At only 26 years old, Dow found an affinity with the business world and threw himself into his writing. His stories on businesses, how they came about, and what they meant, enthralled local readers. Dow then found a publisher who began to print the books he turned out, all with a business angle, which were entertaining and informative to the general reader.

Dow next wrote a history of the real estate market in wealthy Newport, Rhode Island, and how that city had fallen and risen up as a playground of the famous and wealthy. This book garnered Dow a huge amount of attention and a nice size check as the book flew off bookstore shelves. Charles Henry Dow was indeed on his way.

Writing about Mining

Dow had impressed his editors so much that they sent him on a trip to Colorado to report on the silver rush after a large vein of silver was found in the region. Dow traveled with bankers and other businessmen who interested in finding out about investing in the project. He quickly became a friend and confidant of the wealthy, influential men who accompanied him on the trip to the Colorado silver mine. While there, Dow wrote a series of articles that sealed his own reputation as a writer, storyteller, and most important, a teacher of how the world of finance worked.

Dow’s articles focused on the silver prospectors and how their raw talent could make one of them a wealthy man overnight. The freewheeling era of the silver barons, and the more commonplace capitalism of that frontier country, fascinated Dow. That intense interest came through in his writing.

Dow’s missives back to his home newspaper in the east were so popular that some people sold everything they had, packed up, and traveled west to stake a claim it the hopes of striking it big with their own silver lode.

To Wall Street

Several years later, Dow moved to New York City and got a job writing for a financial news service, whose primary customers were brokers and bankers. Another reporter was needed for the financial service, so Dow recommended a colleague of his from his Providence reporting days, Edward Davis Jones.

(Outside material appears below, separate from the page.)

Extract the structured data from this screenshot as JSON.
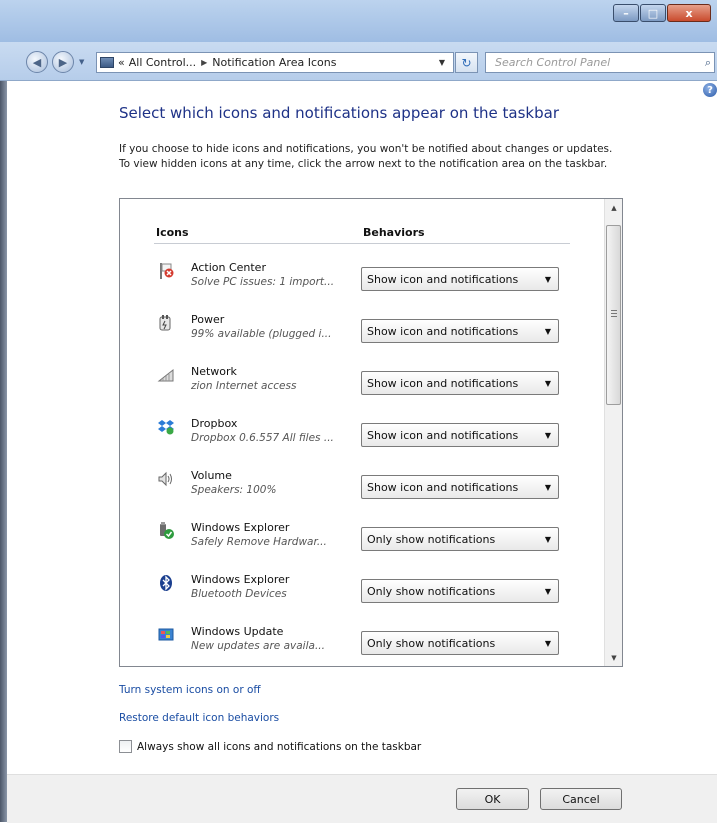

Both Dow and Jones quickly received a reputation for fair and honest reporting, something that couldn’t be said about their competition. They were so good at their work that in 1882 they started their own financial services bureau, called Dow, Jones & Company, which was the start of the Dow Jones history. A year later, they put out a newsletter that explained and summed up financial news of the day.

This was the precursor to the Wall Street Journal, which appeared a few years later to great success.

What the Dow Jones Does

The Dow Jones has since become a major financial benchmark for evaluating the performance of the stock market. So, what is the Dow Jones? It is essentially an average value of the shares of stock in 30 companies.

The companies on the Dow Jones are selected based on their sector (the industrial sector) and the size of the companies. Typically, the company must be a “bluechip” company to be found on the Dow Jones. In other words, it must be established and it must be substantial and solid, economically speaking.

As the price of these 30 major companies changes and fluctuates, the average value of the shares change and the value of the Dow Jones industrial average changes with it. The Dow Jones industrial average is used as an indicator of the performance of the stock market as a whole, giving people a shorthand way to see how the market is doing and which way trends are going without having to watch a host of individual stocks.